Perwakilan mahasiswa KKN Jingga Berdampak menyampaikan bahwa hasil temuan lapangan menunjukkan perlunya sistem pengelolaan sampah yang utuh, bukan sekadar pembangunan fasilitas.
“Berdasarkan temuan kami, solusi yang kami tawarkan tidak hanya membangun tempat pengolahan sampah, tetapi membangun sistem pengelolaan sampah yang utuh. Karena itu, kami memberikan empat rekomendasi kebijakan,” ujar salah satu anggota tim Jingga Berdampak.

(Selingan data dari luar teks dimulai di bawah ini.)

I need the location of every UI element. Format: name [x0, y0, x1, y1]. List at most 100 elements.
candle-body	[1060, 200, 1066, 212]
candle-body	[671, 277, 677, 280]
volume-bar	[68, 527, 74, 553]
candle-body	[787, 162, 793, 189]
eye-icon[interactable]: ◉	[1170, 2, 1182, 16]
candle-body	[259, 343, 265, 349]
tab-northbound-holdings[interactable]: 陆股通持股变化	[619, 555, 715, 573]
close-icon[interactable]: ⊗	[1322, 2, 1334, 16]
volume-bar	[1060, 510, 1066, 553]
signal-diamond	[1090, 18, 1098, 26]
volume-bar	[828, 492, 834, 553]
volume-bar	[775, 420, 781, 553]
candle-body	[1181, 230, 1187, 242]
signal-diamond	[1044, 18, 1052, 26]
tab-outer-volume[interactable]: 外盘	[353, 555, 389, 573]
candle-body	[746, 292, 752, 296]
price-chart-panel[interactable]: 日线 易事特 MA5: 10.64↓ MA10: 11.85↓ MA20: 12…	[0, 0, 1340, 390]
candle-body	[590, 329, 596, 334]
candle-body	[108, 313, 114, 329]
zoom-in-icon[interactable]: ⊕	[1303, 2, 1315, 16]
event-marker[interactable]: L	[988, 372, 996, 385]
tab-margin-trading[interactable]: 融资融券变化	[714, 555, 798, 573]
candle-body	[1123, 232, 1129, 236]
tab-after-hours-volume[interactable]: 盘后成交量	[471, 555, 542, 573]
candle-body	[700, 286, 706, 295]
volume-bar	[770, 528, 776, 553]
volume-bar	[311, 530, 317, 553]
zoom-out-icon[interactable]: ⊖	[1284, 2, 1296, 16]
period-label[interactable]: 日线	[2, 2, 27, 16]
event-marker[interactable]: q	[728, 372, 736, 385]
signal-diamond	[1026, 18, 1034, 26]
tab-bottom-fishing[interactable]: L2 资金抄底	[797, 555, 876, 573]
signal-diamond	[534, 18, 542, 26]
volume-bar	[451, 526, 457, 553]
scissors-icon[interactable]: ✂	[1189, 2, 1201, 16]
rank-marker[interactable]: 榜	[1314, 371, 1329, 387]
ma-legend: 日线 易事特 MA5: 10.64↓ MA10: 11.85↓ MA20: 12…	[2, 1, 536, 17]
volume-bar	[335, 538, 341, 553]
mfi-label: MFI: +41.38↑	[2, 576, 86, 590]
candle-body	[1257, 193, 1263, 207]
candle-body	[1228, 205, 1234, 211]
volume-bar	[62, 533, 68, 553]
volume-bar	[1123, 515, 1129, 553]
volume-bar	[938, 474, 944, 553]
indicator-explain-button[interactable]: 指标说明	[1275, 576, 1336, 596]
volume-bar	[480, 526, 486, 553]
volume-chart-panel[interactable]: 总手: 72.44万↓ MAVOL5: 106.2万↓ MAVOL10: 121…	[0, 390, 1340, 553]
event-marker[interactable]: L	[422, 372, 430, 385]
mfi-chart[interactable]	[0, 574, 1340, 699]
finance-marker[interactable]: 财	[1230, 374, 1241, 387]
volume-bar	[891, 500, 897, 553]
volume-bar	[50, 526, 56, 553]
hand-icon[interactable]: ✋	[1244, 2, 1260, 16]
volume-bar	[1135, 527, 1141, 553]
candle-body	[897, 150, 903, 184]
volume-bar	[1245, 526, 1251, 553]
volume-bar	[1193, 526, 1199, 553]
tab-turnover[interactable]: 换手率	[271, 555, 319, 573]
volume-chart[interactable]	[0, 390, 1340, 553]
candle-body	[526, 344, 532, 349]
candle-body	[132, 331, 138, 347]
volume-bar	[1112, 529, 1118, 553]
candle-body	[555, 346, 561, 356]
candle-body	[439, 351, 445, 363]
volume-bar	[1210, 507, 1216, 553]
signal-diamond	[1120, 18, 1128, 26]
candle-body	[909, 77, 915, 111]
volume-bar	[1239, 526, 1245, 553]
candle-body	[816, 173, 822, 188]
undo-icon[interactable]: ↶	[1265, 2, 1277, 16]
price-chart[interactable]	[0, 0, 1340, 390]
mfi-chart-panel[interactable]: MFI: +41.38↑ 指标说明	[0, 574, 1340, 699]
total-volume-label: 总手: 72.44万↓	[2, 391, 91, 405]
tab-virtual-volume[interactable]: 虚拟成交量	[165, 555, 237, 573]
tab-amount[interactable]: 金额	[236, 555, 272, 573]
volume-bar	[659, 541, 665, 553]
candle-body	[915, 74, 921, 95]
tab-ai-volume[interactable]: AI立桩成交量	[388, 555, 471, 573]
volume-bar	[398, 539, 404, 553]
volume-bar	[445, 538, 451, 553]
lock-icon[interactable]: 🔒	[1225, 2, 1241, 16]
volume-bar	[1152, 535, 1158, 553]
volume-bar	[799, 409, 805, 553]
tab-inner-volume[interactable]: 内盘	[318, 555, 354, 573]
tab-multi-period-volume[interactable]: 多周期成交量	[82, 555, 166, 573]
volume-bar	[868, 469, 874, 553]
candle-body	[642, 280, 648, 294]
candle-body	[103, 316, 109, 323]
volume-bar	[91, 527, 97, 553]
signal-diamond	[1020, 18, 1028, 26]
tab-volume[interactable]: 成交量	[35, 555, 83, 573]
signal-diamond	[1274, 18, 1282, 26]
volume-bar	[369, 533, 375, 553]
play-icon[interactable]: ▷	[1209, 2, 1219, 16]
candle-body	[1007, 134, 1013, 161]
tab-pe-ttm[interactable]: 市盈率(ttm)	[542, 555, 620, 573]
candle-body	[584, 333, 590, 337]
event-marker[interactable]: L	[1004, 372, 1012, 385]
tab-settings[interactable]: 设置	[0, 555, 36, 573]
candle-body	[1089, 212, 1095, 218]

Empat rekomendasi tersebut meliputi: menjadikan pembangunan TPS3R sebagai program prioritas Desa Bayan; membentuk kelembagaan pengelola berbasis masyarakat; menyusun Peraturan Desa tentang pengelolaan sampah; serta memperkuat kolaborasi dengan Pemerintah Kabupaten dan Dinas Lingkungan Hidup.
Mahasiswa KKN Jingga Berdampak menambahkan, apabila keempat rekomendasi ini dapat diimplementasikan secara konsisten, akan muncul enam dampak utama.
“Desa Bayan dapat berkembang menjadi desa yang lebih bersih dan berkelanjutan, sekaligus mendukung daya saing sektor pariwisatanya. Praktik membakar sampah dan membuang sampah ke kali mati akan berkurang signifikan. Selain itu, akan terbentuk sistem pengelolaan sampah berbasis masyarakat yang berkelanjutan,” ungkap tim Jingga Berdampak.
Mereka juga berharap kesadaran masyarakat terhadap pemilahan dan pengelolaan sampah meningkat, sehingga pencemaran lingkungan menurun, sektor pertanian terlindungi, kualitas kesehatan masyarakat membaik, dan Desa Bayan menjadi lingkungan yang nyaman untuk ditinggali maupun dikunjungi wisatawan.
Kelompok KKN 60 Jingga Berdampak sendiri terdiri dari para mahasiswa Universitas Brawijaya yang aktif berkontribusi, di antaranya Alif AlBanna, Alwan Farrosi, Fahdy Al Ridwan, Ari Mulyas, Nazzah Aqilah, Dealova Julya, Mike Aldrick, Mamanda Zahra, Mutiara Syahfika, Fifah Rachmalia, Naila Shifa, Iqbal Zidan, Farrel Fino, Ghaida Igma, dan Bre Bramantyo. Kehadiran mereka menjadi motor penggerak lahirnya forum diskusi dan policy brief di Desa Bayan.(NTBPost/red.)